Some miRNAs, such as the miR-17/20 cluster, the miR-221/222 cluster, and the let-7 and miR-34 families, play important roles in cell cycle control by targeting cell cycle regulators. These regulators include myc, E2Fs, and cyclin D1 which regulate miR-17/20 during transcription which triggers regulation of translation levels of E2F, pRb, and cyclin D1. miR-15/16 inhibits cyclin D1, cyclin E, CDK4/6 and the miR-34 family suppresses E2F, cyclin D1, and cyclin E expression and they, in turn, control cell cycle [11] (Figure 2).

Figure 2.

miRNAs in cell cycle regulation

miRNAs detect the specificity and sensitivity of post-transcriptional gene silencing. In order to find out mechanisms of miRNA, provide a chance to get knowledge about biological processes of organisms and covered reasons of diseases [19].


5. MicroRNAs and diseases

In eukaryotic organisms, altered expression of miRNAs can trigger disease development [20]. The association between human disease and miRNA dysregulation can be seen in miR2Disease, a publicly available database [21]. miRNAs play various roles in cell proliferation, metabolism, apoptosis, development, neuronal gene expression, brain morphogenesis [22] cell differentiation, muscle differentiation [23], cell growth and stem cell division [24, 25].

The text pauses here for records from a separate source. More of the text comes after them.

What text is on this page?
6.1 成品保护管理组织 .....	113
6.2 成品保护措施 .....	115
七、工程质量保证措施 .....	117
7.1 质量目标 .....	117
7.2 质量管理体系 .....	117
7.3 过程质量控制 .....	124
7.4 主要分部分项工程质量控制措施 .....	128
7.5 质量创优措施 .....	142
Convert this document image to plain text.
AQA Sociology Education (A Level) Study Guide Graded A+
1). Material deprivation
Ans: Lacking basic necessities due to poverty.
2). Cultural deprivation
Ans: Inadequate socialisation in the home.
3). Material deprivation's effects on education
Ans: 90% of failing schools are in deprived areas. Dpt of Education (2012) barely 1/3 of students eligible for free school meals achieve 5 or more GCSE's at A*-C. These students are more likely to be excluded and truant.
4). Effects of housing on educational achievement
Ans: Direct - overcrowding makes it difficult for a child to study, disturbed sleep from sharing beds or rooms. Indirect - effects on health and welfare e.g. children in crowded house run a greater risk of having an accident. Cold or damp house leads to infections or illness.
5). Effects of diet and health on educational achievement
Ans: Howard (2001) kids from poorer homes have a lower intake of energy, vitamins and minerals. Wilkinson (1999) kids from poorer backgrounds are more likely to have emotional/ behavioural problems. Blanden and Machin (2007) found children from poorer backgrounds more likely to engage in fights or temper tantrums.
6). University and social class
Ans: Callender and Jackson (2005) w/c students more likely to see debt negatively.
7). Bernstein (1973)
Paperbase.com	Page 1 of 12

In addition, miRNAs have significant roles in cancer development. miRNAs make decisions as to the fate of the cell [26]. miRNAs are regulated differently in each human cancer, with some of them upregulated and others down-regulated [27].

miRNAs have been determined to play a role in most biological processes and different human diseases including: cardiovascular disease [28], acute and chronic disease [29], neurodevelopmental diseases [30], autoimmune disease [31], liver disease [32], skeletal muscle disease [33] and skin disease [34].

Scientists foresee that miRNA present an immense prospect in diagnosis as well as therapy of diseases in thefuture. Recently, miRNA, antisense blocking and miRNA alteration techniques have been considered as alternative treatments for different cancers [35].


6. MicroRNAs and cancer

Thanks to advancing technology, the genetic study of disease at the molecular level has increased precipitously. The majority of these molecular studies are concerned with understanding cancer. At the molecular level, the etiology of cancer lies in various signalling pathways. Cancer is a multifactorial disease with many different varieties which differ significantly from one another. Due to its complexity and variety, common occurence and high death rate, scientists have focused heavily on cancer research. In Singh and Mo’s reserach, they indicated that miRNAs can be used to predict response to therapy as well as in prognosis in clinical cases. To illustrate, a variety of anticancer agents, when combined with miRNA reagents, such as anti-miR-21, result in more effective therapeutic approaches [7].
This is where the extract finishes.